Support for education for qualified refugee students to undertake university and tertiary education is provided with funding from UNHCR.
Vulnerability support is provided to refugees with very difficult background such as the elderly, sickly, disabilities, and newly arrived asylum seekers residing in the urban areas. Business or entrepreneurship support is given to those refugees with interest and passion in business.
Other forms of support accorded to refugees include support for apprenticeship for refugee youth, provision of working tools/kits for skilled refugees and support for vocational and skills enhancement. All the above support is to enable refugees and asylum seekers live a dignified life to pave way for smooth local integration in the Gambian society.
G. Daily: How do you supervise educational support and what has been the impact?
Since the shift in education support from paying school fees for all the refugee school-going children, GAFNA concentrates in giving support at the tertiary level. There is a scholarship package targeting qualified students for university education, called the DAFI programme. This programme is funded by the German Government through UNHCR. The other educational support targets refugees who opt for TVET.
These refugee students are supervised and evaluated regularly to ensure that they follow their courses of study and come out with good scores. So far, the DAFI programme has helped refugee youths to complete university education and now employed. Similarly, the TVET support has produced skilled refugee youths employed as masons, electricians, metal workers etc while some are self-employed.
The support provided has started yielding dividend because it has reduced the dependency for material support on UNHCR with some refugee households.
G.Daily: Can refugees in the country acquire citizenship?
The Refugee Act of 2008 in its current form has some gaps against ease of nationality for refugees in The Gambia. However, the GCR, being the Government partner to UNHC, and responsible for refugees’ management in The Gambia, is currently working rigorously to ensure that the legal reforms necessary are put in place.
G. Daily: What are some of your challenges in executing your functions as an agency?
GAFNA is currently depending on a sole donor for refugee programming. There is also donor fatigue and with the increase in instability globally, other needs are being prioritized; hence a decline in our funding envelope.
Apart from UNHCR, GAFNA receives some funding support from the American Embassy to supplement UNHCR funding to meeting funding and programmatic gaps.
Refugees residing in the urban areas are the ones really struggling in meeting their accommodation and livelihoods needs; unlike those residing in the rural areas who have more social capital than the ones in the urban areas.
G. Daily: What is your take on irregular migration and how does it relate to your work around refugees?
Migration is a generic phenomenon.

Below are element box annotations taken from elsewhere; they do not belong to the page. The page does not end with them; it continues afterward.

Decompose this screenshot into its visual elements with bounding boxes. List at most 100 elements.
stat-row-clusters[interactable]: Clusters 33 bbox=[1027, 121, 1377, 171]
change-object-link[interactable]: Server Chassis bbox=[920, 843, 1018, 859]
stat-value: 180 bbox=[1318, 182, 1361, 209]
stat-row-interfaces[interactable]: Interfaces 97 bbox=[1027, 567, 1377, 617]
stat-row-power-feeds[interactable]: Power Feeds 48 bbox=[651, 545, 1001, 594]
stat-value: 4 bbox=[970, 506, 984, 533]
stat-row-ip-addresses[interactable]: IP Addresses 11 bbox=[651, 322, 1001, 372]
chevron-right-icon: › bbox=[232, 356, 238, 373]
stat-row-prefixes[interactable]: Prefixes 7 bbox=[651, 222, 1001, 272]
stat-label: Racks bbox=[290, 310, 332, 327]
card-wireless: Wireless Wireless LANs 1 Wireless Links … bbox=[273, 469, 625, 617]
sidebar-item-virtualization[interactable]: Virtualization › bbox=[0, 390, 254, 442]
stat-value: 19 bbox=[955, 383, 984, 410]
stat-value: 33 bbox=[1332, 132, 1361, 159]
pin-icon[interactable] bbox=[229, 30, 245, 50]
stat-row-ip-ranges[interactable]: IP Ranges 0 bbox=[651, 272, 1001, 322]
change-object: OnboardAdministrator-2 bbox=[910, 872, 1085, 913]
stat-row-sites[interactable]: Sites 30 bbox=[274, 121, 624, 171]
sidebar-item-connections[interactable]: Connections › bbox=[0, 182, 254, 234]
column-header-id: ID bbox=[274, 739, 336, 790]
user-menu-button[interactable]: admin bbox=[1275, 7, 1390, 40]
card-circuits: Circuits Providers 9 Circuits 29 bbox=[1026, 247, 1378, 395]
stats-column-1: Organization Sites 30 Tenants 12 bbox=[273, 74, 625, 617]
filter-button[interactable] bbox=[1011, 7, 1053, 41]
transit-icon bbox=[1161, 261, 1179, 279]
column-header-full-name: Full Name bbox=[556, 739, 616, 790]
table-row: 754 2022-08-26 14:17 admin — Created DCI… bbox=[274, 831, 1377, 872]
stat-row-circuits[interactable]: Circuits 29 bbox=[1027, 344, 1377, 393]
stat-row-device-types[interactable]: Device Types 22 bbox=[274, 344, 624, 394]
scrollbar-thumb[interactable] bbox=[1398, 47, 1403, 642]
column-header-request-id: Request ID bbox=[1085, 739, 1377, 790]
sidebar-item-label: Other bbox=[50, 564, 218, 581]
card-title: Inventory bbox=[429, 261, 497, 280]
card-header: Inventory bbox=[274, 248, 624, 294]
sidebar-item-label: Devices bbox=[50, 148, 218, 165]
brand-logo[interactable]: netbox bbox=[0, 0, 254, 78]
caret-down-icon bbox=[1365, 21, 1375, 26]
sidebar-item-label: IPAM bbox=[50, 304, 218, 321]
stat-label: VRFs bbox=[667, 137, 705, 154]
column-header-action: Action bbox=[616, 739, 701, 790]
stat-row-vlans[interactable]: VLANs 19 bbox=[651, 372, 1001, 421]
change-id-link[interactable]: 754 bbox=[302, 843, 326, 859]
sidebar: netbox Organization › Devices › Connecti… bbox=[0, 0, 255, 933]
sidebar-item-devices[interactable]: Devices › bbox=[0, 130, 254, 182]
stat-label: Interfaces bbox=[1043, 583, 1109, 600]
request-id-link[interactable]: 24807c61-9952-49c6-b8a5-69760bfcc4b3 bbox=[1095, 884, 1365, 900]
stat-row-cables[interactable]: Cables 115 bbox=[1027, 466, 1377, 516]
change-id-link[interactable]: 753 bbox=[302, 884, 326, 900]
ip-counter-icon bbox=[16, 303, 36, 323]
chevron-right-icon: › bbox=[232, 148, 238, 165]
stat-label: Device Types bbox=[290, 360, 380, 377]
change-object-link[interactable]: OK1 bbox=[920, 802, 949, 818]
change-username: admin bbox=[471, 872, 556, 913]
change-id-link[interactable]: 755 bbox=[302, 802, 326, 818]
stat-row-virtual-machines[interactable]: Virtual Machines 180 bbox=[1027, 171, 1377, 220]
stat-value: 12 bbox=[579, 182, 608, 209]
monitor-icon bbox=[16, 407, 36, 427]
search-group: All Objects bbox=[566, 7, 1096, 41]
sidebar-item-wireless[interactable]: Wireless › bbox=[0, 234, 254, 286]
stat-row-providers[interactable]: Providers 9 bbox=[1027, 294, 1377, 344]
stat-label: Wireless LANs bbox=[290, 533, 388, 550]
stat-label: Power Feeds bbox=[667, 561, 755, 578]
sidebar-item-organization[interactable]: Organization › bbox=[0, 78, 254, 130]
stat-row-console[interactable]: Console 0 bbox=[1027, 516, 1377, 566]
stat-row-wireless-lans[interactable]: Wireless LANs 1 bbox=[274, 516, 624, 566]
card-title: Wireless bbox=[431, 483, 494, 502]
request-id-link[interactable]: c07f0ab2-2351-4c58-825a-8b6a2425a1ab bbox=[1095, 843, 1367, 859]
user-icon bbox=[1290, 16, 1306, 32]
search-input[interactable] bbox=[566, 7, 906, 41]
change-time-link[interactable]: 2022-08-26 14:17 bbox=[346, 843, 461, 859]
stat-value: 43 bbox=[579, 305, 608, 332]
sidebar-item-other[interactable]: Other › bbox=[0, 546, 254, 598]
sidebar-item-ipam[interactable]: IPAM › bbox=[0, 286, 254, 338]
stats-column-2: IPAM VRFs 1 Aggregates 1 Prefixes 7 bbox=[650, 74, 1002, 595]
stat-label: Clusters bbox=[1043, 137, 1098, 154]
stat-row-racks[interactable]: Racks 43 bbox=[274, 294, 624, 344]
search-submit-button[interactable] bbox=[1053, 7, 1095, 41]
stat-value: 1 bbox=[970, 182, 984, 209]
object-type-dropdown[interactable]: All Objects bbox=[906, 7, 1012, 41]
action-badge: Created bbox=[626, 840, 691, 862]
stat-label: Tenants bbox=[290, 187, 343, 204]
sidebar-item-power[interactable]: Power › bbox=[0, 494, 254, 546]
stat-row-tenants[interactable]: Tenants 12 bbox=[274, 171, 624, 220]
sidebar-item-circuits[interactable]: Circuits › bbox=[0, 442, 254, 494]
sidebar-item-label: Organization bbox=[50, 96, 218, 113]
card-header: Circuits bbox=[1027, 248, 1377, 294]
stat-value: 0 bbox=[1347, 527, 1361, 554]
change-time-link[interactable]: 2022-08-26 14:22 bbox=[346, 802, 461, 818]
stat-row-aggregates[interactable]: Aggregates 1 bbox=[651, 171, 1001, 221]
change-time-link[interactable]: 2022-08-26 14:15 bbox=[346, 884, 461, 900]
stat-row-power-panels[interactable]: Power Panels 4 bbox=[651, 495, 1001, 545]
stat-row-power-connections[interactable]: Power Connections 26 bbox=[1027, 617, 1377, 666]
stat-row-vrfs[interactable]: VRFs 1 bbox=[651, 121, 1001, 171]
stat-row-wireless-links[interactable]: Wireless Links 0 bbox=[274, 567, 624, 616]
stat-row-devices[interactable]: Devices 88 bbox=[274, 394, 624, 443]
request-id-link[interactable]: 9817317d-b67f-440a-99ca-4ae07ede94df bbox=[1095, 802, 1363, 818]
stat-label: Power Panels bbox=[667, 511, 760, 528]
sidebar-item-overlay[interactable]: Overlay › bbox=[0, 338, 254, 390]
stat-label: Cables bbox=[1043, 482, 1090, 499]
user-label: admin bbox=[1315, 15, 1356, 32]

People migrate either for social, economic, political or education to name a few.
Even in The Gambia you have the rural-urban migration syndrome.
Refugees are migrants to some extent but their purpose of being refugees is caused by either instability or fear of persecution from the countries of origin. Irregular migration is a very dangerous phenomenon because is affecting a lot of lives.
We also partner with other institutions to implement projects or activities. We have just also completed a project with NaNA for the 2022 floods that affected communities.
We are in serious talk with CRS to see how best we can support food security and other agricultural related activities in some of the refugee host communities.